30 maggio
Emilia era ferma all'incrocio tra via Parini e Corso Vittorio Emanuele II, rigida come una statua di cera, le mani strette attorno alle spalline dello zaino e lo sguardo vigile.
Scrutava con impazienza il traffico di studenti che uscivano dal D'Azeglio, sperando di scorgere una chioma di riccioli biondi, ma, nel via vai di persone che raggiungevano le fermate degli autobus o si disperdevano lungo i portici, Federico non si vedeva.
E: -Dove sei??
Scrisse quelle parole con rabbia, le dita premute con forza sullo schermo sporco.
Aveva atteso quel momento per un giorno intero e la smania di sfogare tutto ciò che aveva dentro le impediva di concentrare le proprie attenzioni su altro.
"Ehi".
Sollevò lo sguardo dal telefono ed ebbe un leggero sussulto.
"Sei in ritardo" rispose dura, per poi imboccare i portici e procedere a passo svelto.
Federico la seguì incerto.
"La Moretti ci ha trattenuto". Il suo tono ironico mascherava l'imbarazzo e la confusione. "C'è sul serio qualcosa di più urgente di una lezione della Moretti?".
Emilia non rispose. Sollevò gli occhi al cielo e quel gesto bastò a zittire il ragazzo.
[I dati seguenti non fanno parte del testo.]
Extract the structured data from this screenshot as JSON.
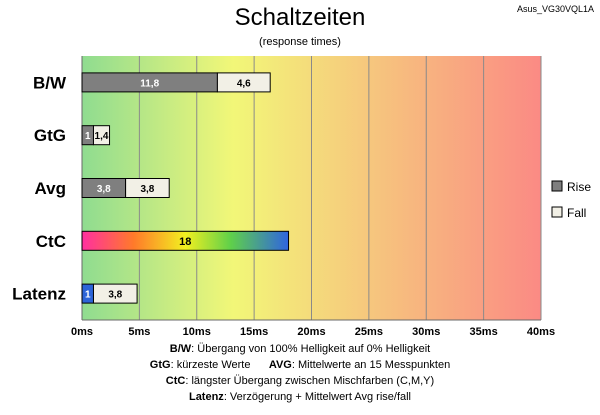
{
  "chart_data": {
    "type": "bar",
    "orientation": "horizontal",
    "stacked": true,
    "title": "Schaltzeiten",
    "subtitle": "(response times)",
    "model": "Asus_VG30VQL1A",
    "categories": [
      "B/W",
      "GtG",
      "Avg",
      "CtC",
      "Latenz"
    ],
    "series": [
      {
        "name": "Rise",
        "color": "#7f7f7f",
        "values": [
          11.8,
          1.0,
          3.8,
          null,
          null
        ]
      },
      {
        "name": "Fall",
        "color": "#f2f0e6",
        "values": [
          4.6,
          1.4,
          3.8,
          null,
          null
        ]
      }
    ],
    "ctc": {
      "value": 18,
      "label": "18"
    },
    "latency": {
      "delay": 1,
      "delay_label": "1",
      "avg": 3.8,
      "avg_label": "3,8",
      "delay_color": "#2c64d8"
    },
    "value_labels": {
      "rise": [
        "11,8",
        "1",
        "3,8",
        "",
        ""
      ],
      "fall": [
        "4,6",
        "1,4",
        "3,8",
        "",
        ""
      ]
    },
    "xlim": [
      0,
      40
    ],
    "xticks": [
      "0ms",
      "5ms",
      "10ms",
      "15ms",
      "20ms",
      "25ms",
      "30ms",
      "35ms",
      "40ms"
    ],
    "xtick_values": [
      0,
      5,
      10,
      15,
      20,
      25,
      30,
      35,
      40
    ],
    "grid": true,
    "legend": {
      "placement": "right",
      "entries": [
        "Rise",
        "Fall"
      ]
    },
    "background_gradient": [
      "#8fdc90",
      "#f2f778",
      "#fb8a84"
    ]
  },
  "notes": [
    {
      "key": "B/W",
      "text": ":  Übergang von 100% Helligkeit auf 0% Helligkeit"
    },
    {
      "key": "GtG",
      "text": ": kürzeste  Werte",
      "key2": "AVG",
      "text2": ": Mittelwerte  an 15 Messpunkten"
    },
    {
      "key": "CtC",
      "text": ": längster Übergang  zwischen Mischfarben  (C,M,Y)"
    },
    {
      "key": "Latenz",
      "text": ": Verzögerung  + Mittelwert  Avg rise/fall"
    }
  ]
}
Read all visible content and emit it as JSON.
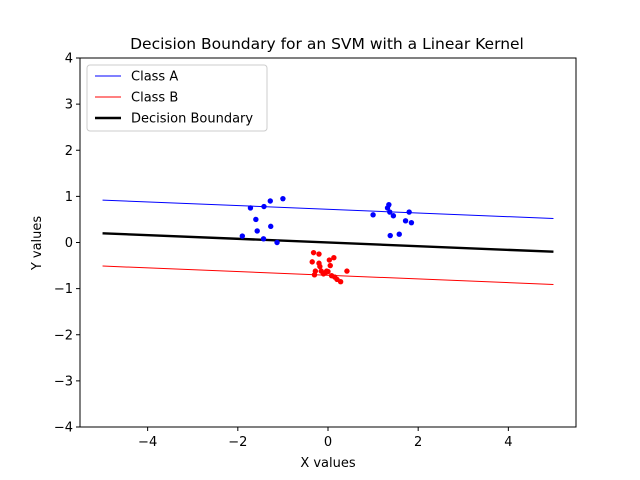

Raggiunsero il giardino Salisbury, un piccolo parco di fronte alla stazione Porta Nuova, dove alcuni ragazzi mangiavano il proprio pranzo al sacco seduti sull'erba, circondati da piccioni affamati che si avvicinavano audaci alla ricerca di qualche briciola.
Emilia arrestò di colpo il passo. Si sedette all'ombra di un albero dalle fronde rigogliose e aspettò che Federico la imitasse.
"Oh, va bene" mormorò il ragazzo, prendendo posto di fronte a lei.
Le rivolse un sorriso, ma Emilia non ricambiò e gli morì sulle labbra.
"Sei un bastardo".
Federico spalancò gli occhi e portò una mano al petto, scimmiottando le movenze di una persona sinceramente offesa.
"E un figlio di puttana, anzi, no, tua madre è una gran brava persona, a differenza tua".
"Okay". Il ragazzo scoppiò a ridere, ma la frenesia con cui si passava una mano tra i capelli svelò il suo nervosismo. "Ne hai altre?".
Emilia si ammutolì, il volto indurito da un'espressione aspra. Non avrebbe lasciato che Federico avesse potere su di lei. Non quella volta.
"Denisa mi ha raccontato del vostro primo incontro" mormorò, dopo alcuni istanti di silenzio. "Le hai detto le stesse identiche cose che hai detto a me, le hai fatto il discorso su Schopenhauer e la felicità, e io... Cazzo, non ti senti una merda a prendere per il culo le persone in questo modo?".
Federico non rideva più. Aveva l'angoscia dipinta in volto e il respiro affannoso.
"Le hai detto qualcosa?".
Emilia schiuse la bocca. Il primo pensiero di lui era andato a Denisa e, nonostante il disprezzo che provava nei suoi confronti in quel momento, ne fu ferita.
"Glielo hai detto?".
"Fai sul serio?". La ragazza rise sprezzante. "Le metti le corna da un mese, che poi chissà se sono le prime, e ora ti preoccupi tanto che lei lo sappia?".
Federico si agitò sul posto e mormorò un'imprecazione tra sé e sé.
"Non gliel'ho detto, testa di cazzo, tranquillo".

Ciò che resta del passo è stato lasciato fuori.